Assume-se que a atividade de Zaratustra deveria ser colocada entre 1000 e 600 a.C. Se a tradição mazdeana, que fala de “258 anos antes de Alexandre”, for aceita, a vida de Zaratustra pode ser colocada entre 628 e 551 a.C. As datas anteriores foram propostas em vista do caráter arcaico da linguagem dos gāthās, especialmente de suas analogias com os Vedas. A análise linguística permite a conclusão de que o profeta viveu na parte oriental do Irã, provavelmente na Chorasmia ou na Bactria.
De acordo com a tradição, ele era um zaotar (Yašt 33.16), ou seja, um sacerdote sacrificador e entoador (cf. sânscrito hotṛ), e seus gāthās ocupam seu lugar em uma antiga tradição indo-europeia de poesia sagrada. Ele pertencia ao clã chamado Spitāma (“do ataque brilhante”), criadores de cavalos; o nome de seu pai era Pouruśaspa (“do cavalo malhado”). Zaratustra era casado e os nomes de seus dois filhos são conhecidos, sendo o mais novo o de sua filha Pouručistā (Yasna 53.3). Ele era pobre. Quando, em um famoso gāthā, ele implora pela ajuda e proteção de Ahura Mazdā, ele exclama: “Eu sei, ó Sábio, por que sou impotente: é por causa de meus poucos rebanhos e porque tenho poucos homens” (Yasna 46. 2).

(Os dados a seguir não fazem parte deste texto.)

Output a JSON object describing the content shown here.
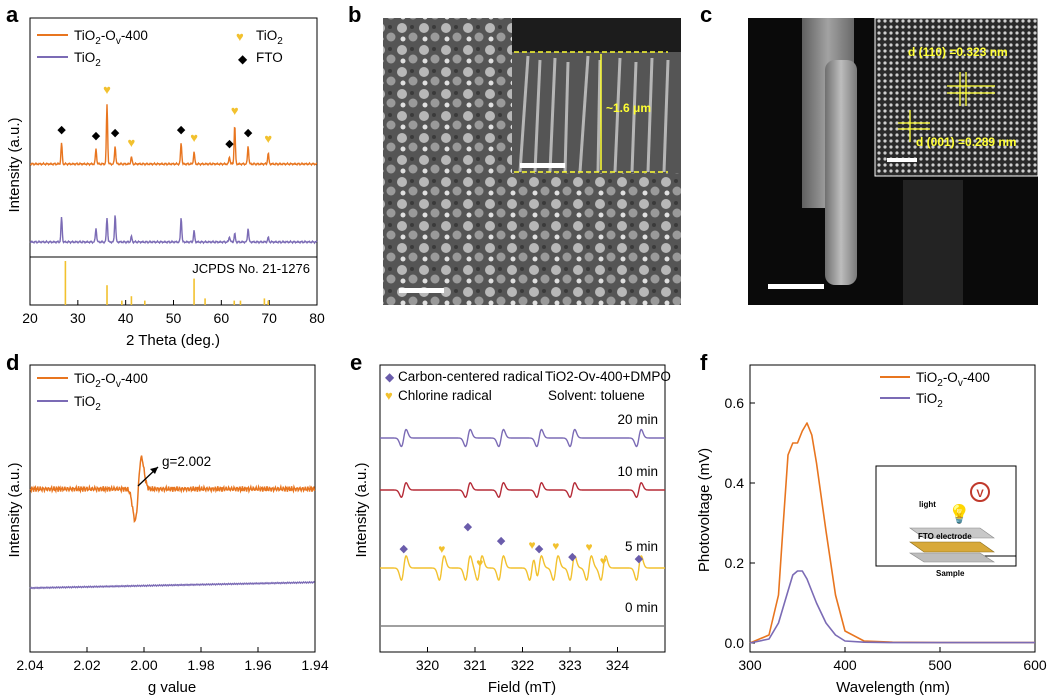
{
  "panel_labels": [
    "a",
    "b",
    "c",
    "d",
    "e",
    "f"
  ],
  "colors": {
    "orange": "#e8751f",
    "purple": "#7b6bb5",
    "yellow": "#f2c12e",
    "red": "#b52b37",
    "gray": "#808080",
    "annot_yellow": "#ffff33"
  },
  "chart_data": [
    {
      "panel": "a",
      "type": "line",
      "xlabel": "2 Theta (deg.)",
      "ylabel": "Intensity (a.u.)",
      "xlim": [
        20,
        80
      ],
      "xticks": [
        20,
        30,
        40,
        50,
        60,
        70,
        80
      ],
      "legend": [
        "TiO2-Ov-400",
        "TiO2",
        "TiO2",
        "FTO"
      ],
      "series": [
        {
          "name": "TiO2-Ov-400",
          "peaks": [
            [
              26.6,
              0.35
            ],
            [
              33.8,
              0.25
            ],
            [
              36.1,
              1.0
            ],
            [
              37.8,
              0.3
            ],
            [
              41.2,
              0.12
            ],
            [
              51.6,
              0.35
            ],
            [
              54.3,
              0.2
            ],
            [
              61.7,
              0.12
            ],
            [
              62.8,
              0.65
            ],
            [
              65.6,
              0.3
            ],
            [
              69.8,
              0.18
            ]
          ]
        },
        {
          "name": "TiO2",
          "peaks": [
            [
              26.6,
              0.45
            ],
            [
              33.8,
              0.25
            ],
            [
              36.1,
              0.45
            ],
            [
              37.8,
              0.5
            ],
            [
              41.2,
              0.1
            ],
            [
              51.6,
              0.45
            ],
            [
              54.3,
              0.2
            ],
            [
              61.7,
              0.1
            ],
            [
              62.8,
              0.15
            ],
            [
              65.6,
              0.25
            ],
            [
              69.8,
              0.08
            ]
          ]
        }
      ],
      "fto_markers": [
        26.6,
        33.8,
        37.8,
        51.6,
        61.7,
        65.6
      ],
      "tio2_markers": [
        36.1,
        41.2,
        54.3,
        62.8,
        69.8
      ],
      "reference": {
        "label": "JCPDS No. 21-1276",
        "lines": [
          [
            27.4,
            1.0
          ],
          [
            36.1,
            0.45
          ],
          [
            39.2,
            0.1
          ],
          [
            41.2,
            0.2
          ],
          [
            44.0,
            0.1
          ],
          [
            54.3,
            0.6
          ],
          [
            56.6,
            0.15
          ],
          [
            62.7,
            0.1
          ],
          [
            64.0,
            0.1
          ],
          [
            69.0,
            0.15
          ],
          [
            69.8,
            0.1
          ]
        ]
      }
    },
    {
      "panel": "d",
      "type": "line",
      "xlabel": "g value",
      "ylabel": "Intensity (a.u.)",
      "xlim": [
        2.04,
        1.94
      ],
      "xticks": [
        "2.04",
        "2.02",
        "2.00",
        "1.98",
        "1.96",
        "1.94"
      ],
      "legend": [
        "TiO2-Ov-400",
        "TiO2"
      ],
      "annotation": "g=2.002",
      "signal_center": 2.002
    },
    {
      "panel": "e",
      "type": "line",
      "xlabel": "Field (mT)",
      "ylabel": "Intensity (a.u.)",
      "xlim": [
        319,
        325
      ],
      "xticks": [
        320,
        321,
        322,
        323,
        324
      ],
      "legend": [
        "Carbon-centered radical",
        "Chlorine radical"
      ],
      "system": "TiO2-Ov-400+DMPO",
      "solvent": "Solvent: toluene",
      "series": [
        {
          "name": "20 min",
          "color": "#7b6bb5",
          "lines": [
            319.5,
            320.85,
            321.55,
            322.35,
            323.05,
            324.45
          ]
        },
        {
          "name": "10 min",
          "color": "#b52b37",
          "lines": [
            319.5,
            320.85,
            321.55,
            322.35,
            323.05,
            324.45
          ]
        },
        {
          "name": "5 min",
          "color": "#f2c12e",
          "lines": [
            319.5,
            320.3,
            320.85,
            321.1,
            321.55,
            322.2,
            322.35,
            322.7,
            323.05,
            323.4,
            323.7,
            324.45
          ]
        },
        {
          "name": "0 min",
          "color": "#808080",
          "lines": []
        }
      ],
      "carbon_markers": [
        319.5,
        320.85,
        321.55,
        322.35,
        323.05,
        324.45
      ],
      "chlorine_markers": [
        320.3,
        321.1,
        322.2,
        322.7,
        323.4,
        323.7
      ]
    },
    {
      "panel": "f",
      "type": "line",
      "xlabel": "Wavelength (nm)",
      "ylabel": "Photovoltage (mV)",
      "xlim": [
        300,
        600
      ],
      "ylim": [
        0,
        0.6
      ],
      "xticks": [
        300,
        400,
        500,
        600
      ],
      "yticks": [
        "0.0",
        "0.2",
        "0.4",
        "0.6"
      ],
      "legend": [
        "TiO2-Ov-400",
        "TiO2"
      ],
      "series": [
        {
          "name": "TiO2-Ov-400",
          "x": [
            300,
            320,
            330,
            335,
            340,
            345,
            350,
            355,
            360,
            365,
            370,
            380,
            390,
            400,
            420,
            450,
            500,
            550,
            600
          ],
          "y": [
            0.0,
            0.02,
            0.12,
            0.3,
            0.47,
            0.5,
            0.5,
            0.53,
            0.55,
            0.52,
            0.45,
            0.28,
            0.12,
            0.03,
            0.005,
            0.002,
            0.001,
            0.001,
            0.001
          ]
        },
        {
          "name": "TiO2",
          "x": [
            300,
            320,
            330,
            340,
            345,
            350,
            355,
            360,
            370,
            380,
            390,
            400,
            420,
            450,
            500,
            550,
            600
          ],
          "y": [
            0.0,
            0.01,
            0.05,
            0.13,
            0.17,
            0.18,
            0.18,
            0.16,
            0.1,
            0.05,
            0.02,
            0.005,
            0.002,
            0.001,
            0.001,
            0.001,
            0.001
          ]
        }
      ],
      "inset": {
        "light": "light",
        "electrode": "FTO electrode",
        "sample": "Sample",
        "meter": "V"
      }
    }
  ],
  "images": {
    "b": {
      "annotation": "~1.6 μm"
    },
    "c": {
      "d110": "d (110) =0.323 nm",
      "d001": "d (001) =0.289 nm"
    }
  },
  "text": {
    "a_leg1_main": "TiO",
    "a_leg1_sub": "2",
    "a_leg1_tail1": "-O",
    "a_leg1_sub2": "v",
    "a_leg1_tail2": "-400",
    "a_leg2_main": "TiO",
    "a_leg2_sub": "2",
    "a_leg3_main": "TiO",
    "a_leg3_sub": "2",
    "a_leg4": "FTO"
  }
}
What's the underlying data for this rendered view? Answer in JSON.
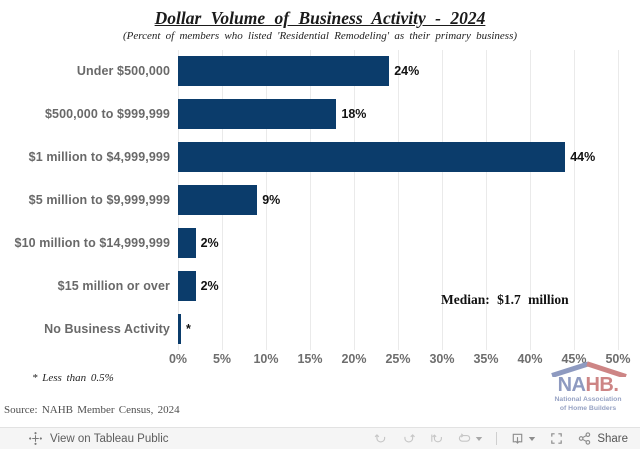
{
  "header": {
    "title": "Dollar Volume of Business Activity - 2024",
    "subtitle": "(Percent of members who listed 'Residential Remodeling' as their primary business)"
  },
  "chart_data": {
    "type": "bar",
    "orientation": "horizontal",
    "categories": [
      "Under $500,000",
      "$500,000 to $999,999",
      "$1 million to $4,999,999",
      "$5 million to $9,999,999",
      "$10 million to $14,999,999",
      "$15 million or over",
      "No Business Activity"
    ],
    "values": [
      24,
      18,
      44,
      9,
      2,
      2,
      0.3
    ],
    "value_labels": [
      "24%",
      "18%",
      "44%",
      "9%",
      "2%",
      "2%",
      "*"
    ],
    "xlim": [
      0,
      50
    ],
    "xticks": [
      0,
      5,
      10,
      15,
      20,
      25,
      30,
      35,
      40,
      45,
      50
    ],
    "xtick_labels": [
      "0%",
      "5%",
      "10%",
      "15%",
      "20%",
      "25%",
      "30%",
      "35%",
      "40%",
      "45%",
      "50%"
    ],
    "grid": "vertical",
    "legend": "none",
    "bar_color": "#0b3c6b",
    "annotation": "Median: $1.7 million"
  },
  "notes": {
    "footnote": "* Less than 0.5%",
    "source": "Source: NAHB Member Census, 2024"
  },
  "logo": {
    "text_na": "NA",
    "text_hb": "HB.",
    "tagline_line1": "National Association",
    "tagline_line2": "of Home Builders",
    "color_blue": "#8e9ac0",
    "color_red": "#cd8585"
  },
  "footer": {
    "view_on": "View on Tableau Public",
    "share_label": "Share",
    "icons": [
      "tableau-logo",
      "undo",
      "redo",
      "replay",
      "refresh",
      "caret-down",
      "download",
      "caret-down",
      "fullscreen",
      "share"
    ]
  }
}
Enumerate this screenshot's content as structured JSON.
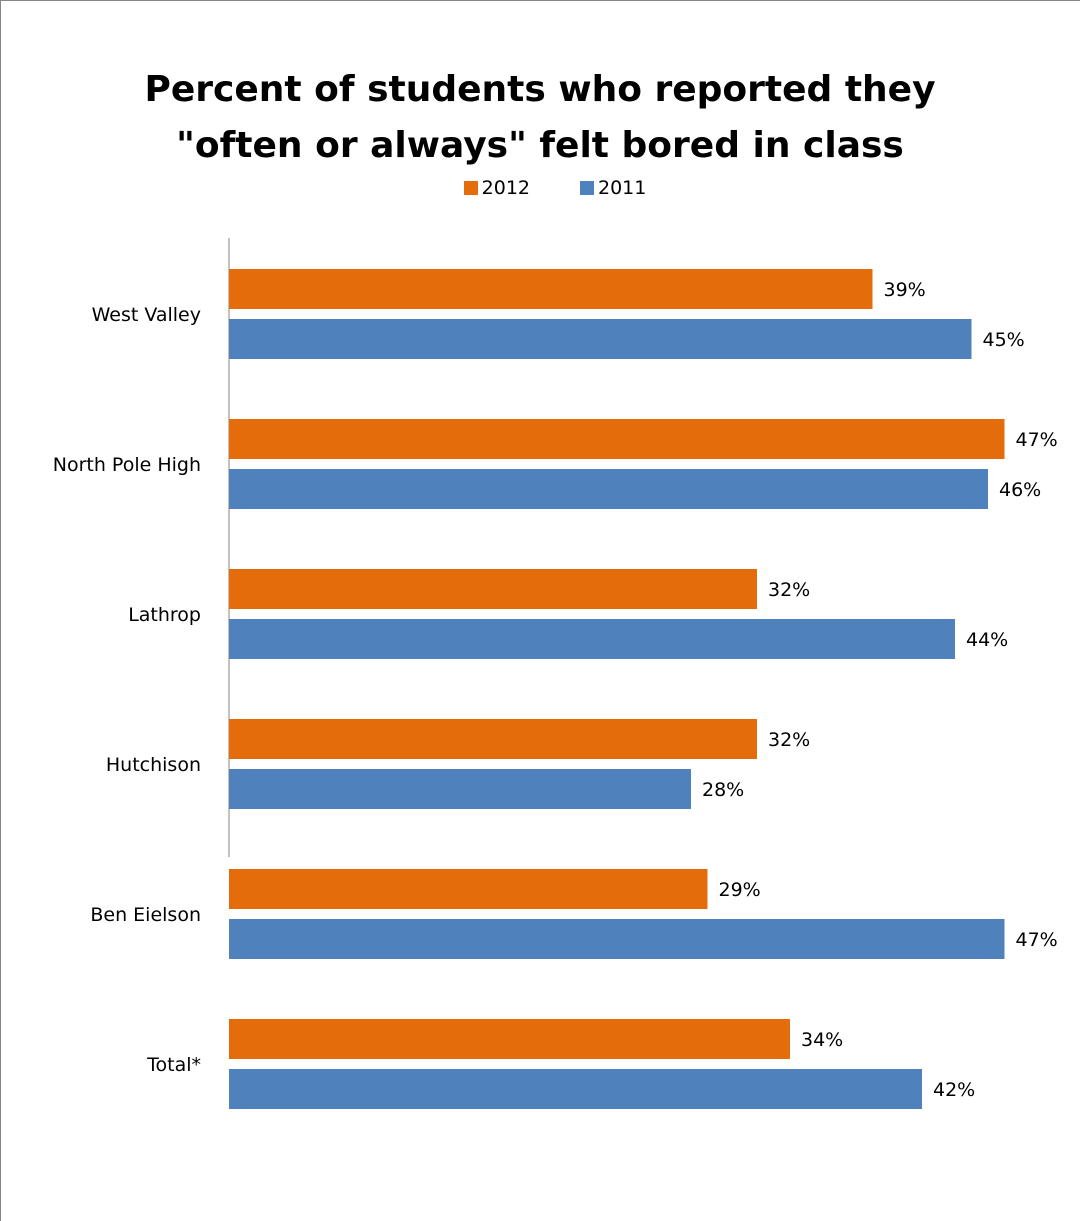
{
  "chart_data": {
    "type": "bar",
    "orientation": "horizontal",
    "title": "Percent of students who reported they \"often or always\" felt bored in class",
    "title_lines": [
      "Percent of students who reported they",
      "\"often or always\" felt bored in class"
    ],
    "categories": [
      "West Valley",
      "North Pole High",
      "Lathrop",
      "Hutchison",
      "Ben Eielson",
      "Total*"
    ],
    "series": [
      {
        "name": "2012",
        "color": "#E46C0A",
        "values": [
          39,
          47,
          32,
          32,
          29,
          34
        ],
        "labels": [
          "39%",
          "47%",
          "32%",
          "32%",
          "29%",
          "34%"
        ]
      },
      {
        "name": "2011",
        "color": "#4F81BD",
        "values": [
          45,
          46,
          44,
          28,
          47,
          42
        ],
        "labels": [
          "45%",
          "46%",
          "44%",
          "28%",
          "47%",
          "42%"
        ]
      }
    ],
    "legend_position": "top",
    "value_unit": "%",
    "xlim": [
      0,
      50
    ],
    "grid": false
  }
}
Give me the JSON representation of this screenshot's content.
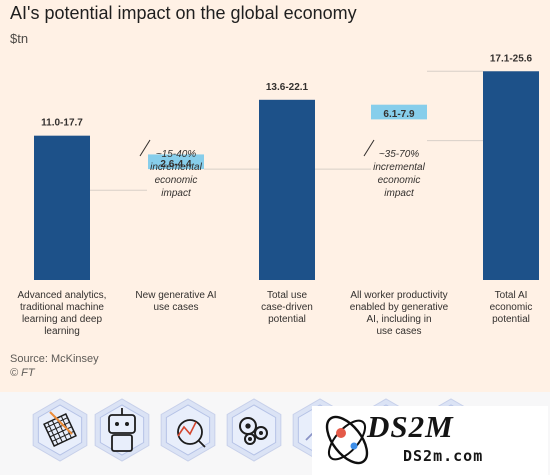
{
  "title": "AI's potential impact on the global economy",
  "unit": "$tn",
  "source": "Source: McKinsey",
  "credit": "© FT",
  "brand": {
    "main": "DS2M",
    "domain": "DS2m.com"
  },
  "footer_icons": [
    "chart-grid-icon",
    "robot-icon",
    "analytics-magnifier-icon",
    "gears-icon",
    "chart-nodes-icon",
    "people-network-icon",
    "document-icon"
  ],
  "colors": {
    "background": "#fff1e5",
    "dark_bar": "#1d5189",
    "light_bar": "#87ceeb",
    "text": "#33302e",
    "footer_icon_bg": "#b7c7e8",
    "footer_icon_stroke": "#5f6ea7"
  },
  "chart_data": {
    "type": "waterfall",
    "title": "AI's potential impact on the global economy",
    "ylabel": "$tn",
    "ylim": [
      0,
      26
    ],
    "grid": false,
    "series": [
      {
        "name": "",
        "bars": [
          {
            "category": "Advanced analytics, traditional machine learning and deep learning",
            "label": "11.0-17.7",
            "low": 11.0,
            "high": 17.7,
            "kind": "total"
          },
          {
            "category": "New generative AI use cases",
            "label": "2.6-4.4",
            "low": 2.6,
            "high": 4.4,
            "kind": "increment"
          },
          {
            "category": "Total use case-driven potential",
            "label": "13.6-22.1",
            "low": 13.6,
            "high": 22.1,
            "kind": "total"
          },
          {
            "category": "All worker productivity enabled by generative AI, including in use cases",
            "label": "6.1-7.9",
            "low": 6.1,
            "high": 7.9,
            "kind": "increment"
          },
          {
            "category": "Total AI economic potential",
            "label": "17.1-25.6",
            "low": 17.1,
            "high": 25.6,
            "kind": "total"
          }
        ]
      }
    ],
    "annotations": [
      {
        "text": "~15-40% incremental economic impact"
      },
      {
        "text": "~35-70% incremental economic impact"
      }
    ],
    "category_labels": [
      [
        "Advanced analytics,",
        "traditional machine",
        "learning and deep",
        "learning"
      ],
      [
        "New generative AI",
        "use cases"
      ],
      [
        "Total use",
        "case-driven",
        "potential"
      ],
      [
        "All worker productivity",
        "enabled by generative",
        "AI, including in",
        "use cases"
      ],
      [
        "Total AI",
        "economic",
        "potential"
      ]
    ],
    "annotation_lines": [
      [
        "~15-40%",
        "incremental",
        "economic",
        "impact"
      ],
      [
        "~35-70%",
        "incremental",
        "economic",
        "impact"
      ]
    ]
  }
}
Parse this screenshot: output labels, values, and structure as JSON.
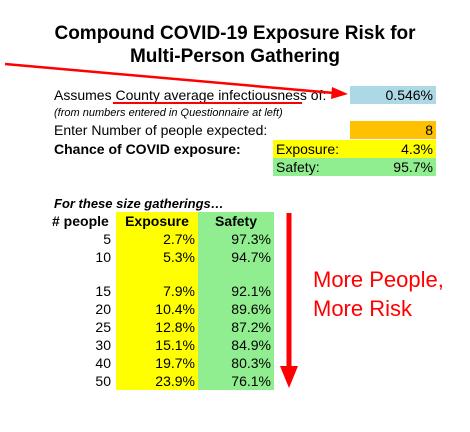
{
  "title_line1": "Compound COVID-19 Exposure Risk for",
  "title_line2": "Multi-Person Gathering",
  "infectiousness": {
    "prefix": "Assumes ",
    "link_text": "County average infectiousness",
    "suffix": " of:",
    "value": "0.546%",
    "note": "(from numbers entered in Questionnaire at left)"
  },
  "people_expected": {
    "label": "Enter Number of people expected:",
    "value": "8"
  },
  "chance": {
    "label": "Chance of COVID exposure:",
    "exposure_label": "Exposure:",
    "exposure_value": "4.3%",
    "safety_label": "Safety:",
    "safety_value": "95.7%"
  },
  "table": {
    "caption": "For these size gatherings…",
    "headers": [
      "# people",
      "Exposure",
      "Safety"
    ],
    "rows": [
      {
        "people": "5",
        "exposure": "2.7%",
        "safety": "97.3%"
      },
      {
        "people": "10",
        "exposure": "5.3%",
        "safety": "94.7%"
      },
      {
        "people": "15",
        "exposure": "7.9%",
        "safety": "92.1%"
      },
      {
        "people": "20",
        "exposure": "10.4%",
        "safety": "89.6%"
      },
      {
        "people": "25",
        "exposure": "12.8%",
        "safety": "87.2%"
      },
      {
        "people": "30",
        "exposure": "15.1%",
        "safety": "84.9%"
      },
      {
        "people": "40",
        "exposure": "19.7%",
        "safety": "80.3%"
      },
      {
        "people": "50",
        "exposure": "23.9%",
        "safety": "76.1%"
      }
    ]
  },
  "annotation": {
    "line1": "More People,",
    "line2": "More Risk"
  },
  "colors": {
    "input_blue": "#add8e6",
    "input_orange": "#ffc000",
    "exposure_yellow": "#ffff00",
    "safety_green": "#90ee90",
    "arrow_red": "#ff0000"
  }
}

A comunidade à qual ele dirigiu sua mensagem era composta de pastores sedentários com chefes, chamados kavi, e sacerdotes chamados karapan, “murmurador”, e usig, “sacrificador”. Foram esses sacerdotes, guardiões da religião tradicional ariana, que Zaratustra não hesitou em atacar em nome de Ahura Mazdā. A reação logo se fez sentir, e o profeta teve que fugir. “Para que terra devo fugir?”, exclama ele. “Para onde fugir, para onde ir? Estou separado de minha tribo e de minha família; nem a aldeia nem os chefes perversos da terra são favoráveis a mim” (Yasna 46.1). Ele se refugiou com Vishtaspa, chefe da tribo Fryāna, a quem conseguiu converter e que se tornou seu amigo e protetor (46.14; 15.16). No entanto, a resistência não enfraqueceu e, nos gāthās, Zaratustra denuncia publicamente alguns de seus inimigos pessoais: Bandva, que “é sempre o principal obstáculo” (49. 1-2), e “o pequeno príncipe Vaēpya”, que “na Ponte do Inverno ofendeu Zaratustra Spitāma ao recusar-lhe um lugar para parar, e ele e seus animais de tração tremiam de frio quando chegavam à sua casa” (51. 12).
É possível decifrar nos gāthās algumas indicações da atividade missionária de Zaratustra. O profeta está cercado por um grupo de amigos e discípulos, chamados de forma variada de “pobres” (drigu), “amigos” (frya), “conhecedores” (vīdva), “confederados” (urvatha). Ele exorta seus companheiros a “pegar em armas para expulsar” os inimigos, o “maligno” (Yasna 31.18). Essa coorte zaratustriana tem a oposição das “sociedades de homens”, com seu dispositivo aêśma, “fúria”. Foi possível mostrar a equivalência dessas sociedades secretas iranianas com os grupos de jovens guerreiros indianos, os Maruts, cujo líder, Indra, é chamado de adhrigu, ou seja, “não-dhrigu” (“aquele que não é pobre”). Zaratustra ataca violentamente aqueles que sacrificam bovinos (32. 12, 14; 44. 20; 48. 10); esses rituais de sangue eram característicos do culto das sociedades masculinas.